American Musicals in 1960s Israel: From West Side Story to Hair

This paper explores the cultural significance of and the public response to the genre of the musical in 1960s Israel. Since the early years of the decade, the Broadway musical colonized the Israeli stage largely through Giora Godik’s lavish productions. In 1961, he mounted an English-language version of West Side Story and then, beginning with My Fair Lady (1965), continued to stage a string of Broadway hits in Hebrew. Godik’s musicals were greeted with great pride as a demonstration that Israeli theater could manage complicated and lavish theatrical productions in the most professional American-standard fashion. They symbolized a new phase in Israeli cultural consumerism and Godik himself stood for the spirit of risk-happy capitalism.

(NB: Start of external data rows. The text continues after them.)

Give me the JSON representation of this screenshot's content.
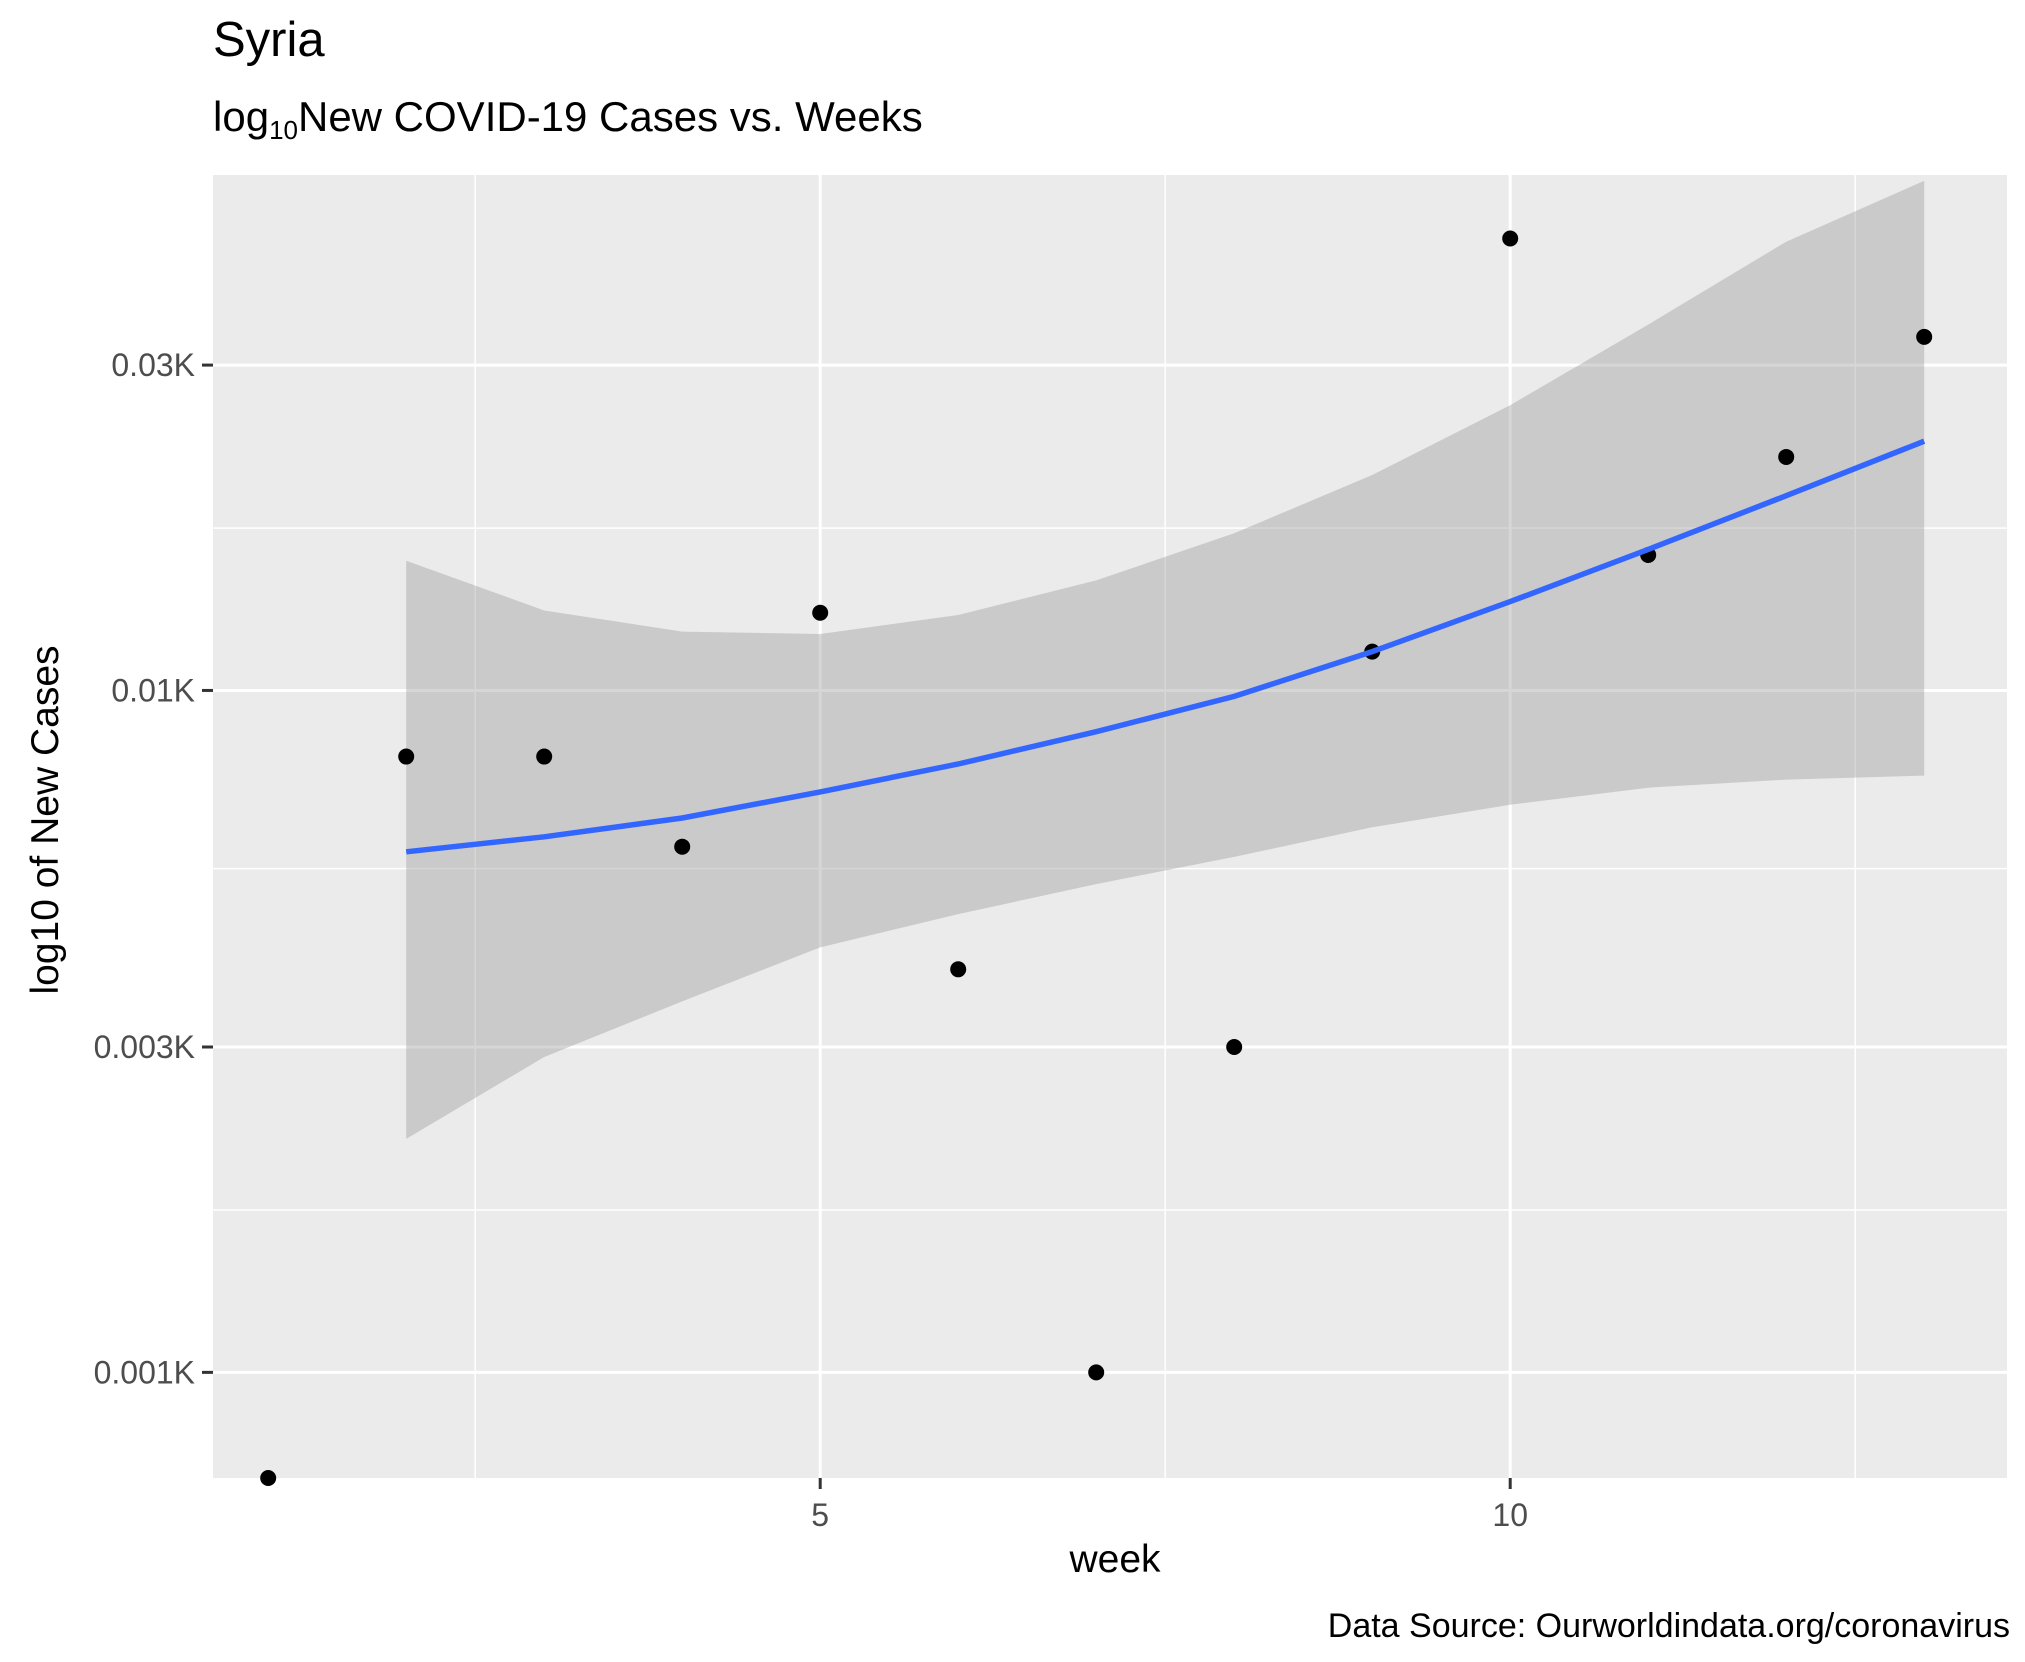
{
  "chart_data": {
    "type": "scatter",
    "title": "Syria",
    "subtitle": {
      "prefix": "log",
      "sub": "10",
      "rest": "New COVID-19 Cases vs. Weeks"
    },
    "xlabel": "week",
    "ylabel": "log10 of New Cases",
    "caption": "Data Source: Ourworldindata.org/coronavirus",
    "xlim": [
      0.6,
      13.6
    ],
    "ylim": [
      0.0007,
      0.057
    ],
    "y_scale": "log10",
    "grid": true,
    "x_ticks": [
      {
        "value": 5,
        "label": "5"
      },
      {
        "value": 10,
        "label": "10"
      }
    ],
    "x_minor_ticks": [
      2.5,
      7.5,
      12.5
    ],
    "y_ticks": [
      {
        "value": 0.001,
        "label": "0.001K"
      },
      {
        "value": 0.003,
        "label": "0.003K"
      },
      {
        "value": 0.01,
        "label": "0.01K"
      },
      {
        "value": 0.03,
        "label": "0.03K"
      }
    ],
    "y_minor_ticks": [
      0.00173,
      0.00548,
      0.0173
    ],
    "series": [
      {
        "type": "points",
        "color": "#000000",
        "x": [
          1,
          2,
          3,
          4,
          5,
          6,
          7,
          8,
          9,
          10,
          11,
          12,
          13
        ],
        "y": [
          0.0007,
          0.008,
          0.008,
          0.0059,
          0.013,
          0.0039,
          0.001,
          0.003,
          0.0114,
          0.046,
          0.0158,
          0.022,
          0.033
        ]
      },
      {
        "type": "smooth",
        "color": "#3366ff",
        "x": [
          2,
          3,
          4,
          5,
          6,
          7,
          8,
          9,
          10,
          11,
          12,
          13
        ],
        "y": [
          0.0058,
          0.0061,
          0.0065,
          0.0071,
          0.0078,
          0.0087,
          0.0098,
          0.0114,
          0.0135,
          0.0161,
          0.0193,
          0.0232
        ],
        "ci_low": [
          0.0022,
          0.0029,
          0.0035,
          0.0042,
          0.0047,
          0.0052,
          0.0057,
          0.0063,
          0.0068,
          0.0072,
          0.0074,
          0.0075
        ],
        "ci_high": [
          0.0155,
          0.0131,
          0.0122,
          0.0121,
          0.0129,
          0.0145,
          0.017,
          0.0207,
          0.0262,
          0.0344,
          0.0455,
          0.0559
        ],
        "band_color": "#999999"
      }
    ]
  }
}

His turbulent career that ended in German exile was perceived to be emblematic of dare devil American-style entrepreneurship. By the end of the 1960s, the conventional Broadway musical lost some of its luster and the staging of the counter-cultural Hair (1970) became a sensation. Its candor about sex and drugs, antiwar stance, and, especially, display of nude bodies on stage shocked and titillated Israelis and prompted endless comments in the press. Hair inspired radically different responses both artistically and politically but ultimately was regarded by mainstream critics as well as audiences, mostly middle class patrons who could afford the expensive tickets, as evidence that Israel did not share in the American experience. The musical provided Israelis with the double voyeuristic pleasure of staring at naked bodies on stage as well as ostensibly at another nation’s troubles.